Poor quality building

This is not the only issue, concerns surrounding quality and price premiums are also still evident.

According to analysis from property adviser London Central Portfolio (LCP), new build house prices in the wealthiest parts of London are 44% more expensive than existing homes – even though transactions in the sector have plunged by 16% over the past year.

In addition, BLP Insurance found that 24% of people considered a lack of build quality to be a major disadvantage when buying a new build home compared to an older property.

Despite the positive raft of recent government interventions and lender improvements, these are age-old concerns which shouldn’t be glossed over.


Advice improvements

Another new build area which needs improvement is the advice process.

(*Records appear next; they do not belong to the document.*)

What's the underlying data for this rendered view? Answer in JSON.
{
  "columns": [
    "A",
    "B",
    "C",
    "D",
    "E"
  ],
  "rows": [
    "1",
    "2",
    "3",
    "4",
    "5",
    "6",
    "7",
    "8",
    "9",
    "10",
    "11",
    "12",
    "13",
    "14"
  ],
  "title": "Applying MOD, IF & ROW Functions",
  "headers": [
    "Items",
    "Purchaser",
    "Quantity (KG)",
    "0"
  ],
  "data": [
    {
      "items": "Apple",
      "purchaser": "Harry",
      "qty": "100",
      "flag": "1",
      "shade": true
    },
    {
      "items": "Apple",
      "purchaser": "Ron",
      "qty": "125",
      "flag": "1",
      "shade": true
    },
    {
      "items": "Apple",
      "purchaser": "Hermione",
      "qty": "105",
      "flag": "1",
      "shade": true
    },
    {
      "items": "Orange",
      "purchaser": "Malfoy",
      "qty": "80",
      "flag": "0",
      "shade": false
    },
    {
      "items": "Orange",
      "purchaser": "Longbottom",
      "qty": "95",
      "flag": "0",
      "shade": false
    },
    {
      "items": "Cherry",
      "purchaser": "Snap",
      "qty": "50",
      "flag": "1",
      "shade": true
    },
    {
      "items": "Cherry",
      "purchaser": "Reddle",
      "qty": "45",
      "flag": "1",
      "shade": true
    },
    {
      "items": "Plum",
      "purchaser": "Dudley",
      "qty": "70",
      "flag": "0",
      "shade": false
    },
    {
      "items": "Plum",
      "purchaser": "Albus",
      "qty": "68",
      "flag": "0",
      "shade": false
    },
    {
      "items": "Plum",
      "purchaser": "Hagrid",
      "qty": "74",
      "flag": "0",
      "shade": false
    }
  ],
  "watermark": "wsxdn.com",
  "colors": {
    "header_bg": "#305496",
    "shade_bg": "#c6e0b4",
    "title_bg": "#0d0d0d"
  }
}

This was outlined in research from housing association Aster which suggested that people who have bought shared ownership homes do not understand their long-term options.

More than half of those surveyed were not aware of the scheme’s flexibility, while only one in five understood how moving from one shared ownership home to another worked in practice.

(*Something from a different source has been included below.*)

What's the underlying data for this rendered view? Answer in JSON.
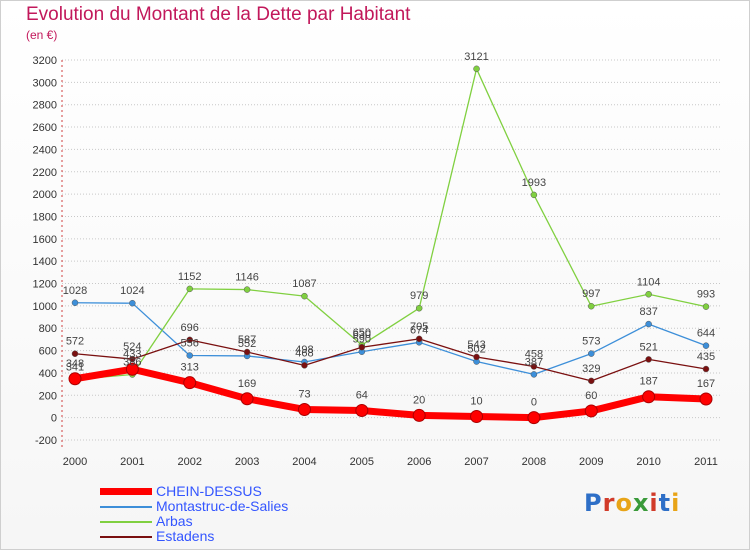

As lenders and intermediaries, we can’t influence potential borrowers on what kind of property they are looking for, but we can help open the door to the types of solutions which best match their requirements.

In a similar vein, as an adviser you are not a building inspector, valuer or surveyor and it’s important to highlight that buyers need to undertake sufficient research when entering into any property transaction.

However, there are areas where they do need good, holistic, professional advice, predominantly when it comes to initiatives and schemes such as Help to Buy, shared ownership and when receiving financial support from family members for house purchases.

There are also remortgage solutions to consider for clients across such schemes whether it is for staircasing purposes or paying off loans in full.


Client for life

Opportunities will continue to emerge in this sector, and intermediaries who are well-practiced on all new build lending options and individual lending criteria will be best positioned to support clients through this complex area.

They will also be the ones who are more likely to turn such homeowners into a client for life rather than merely a one-off transaction.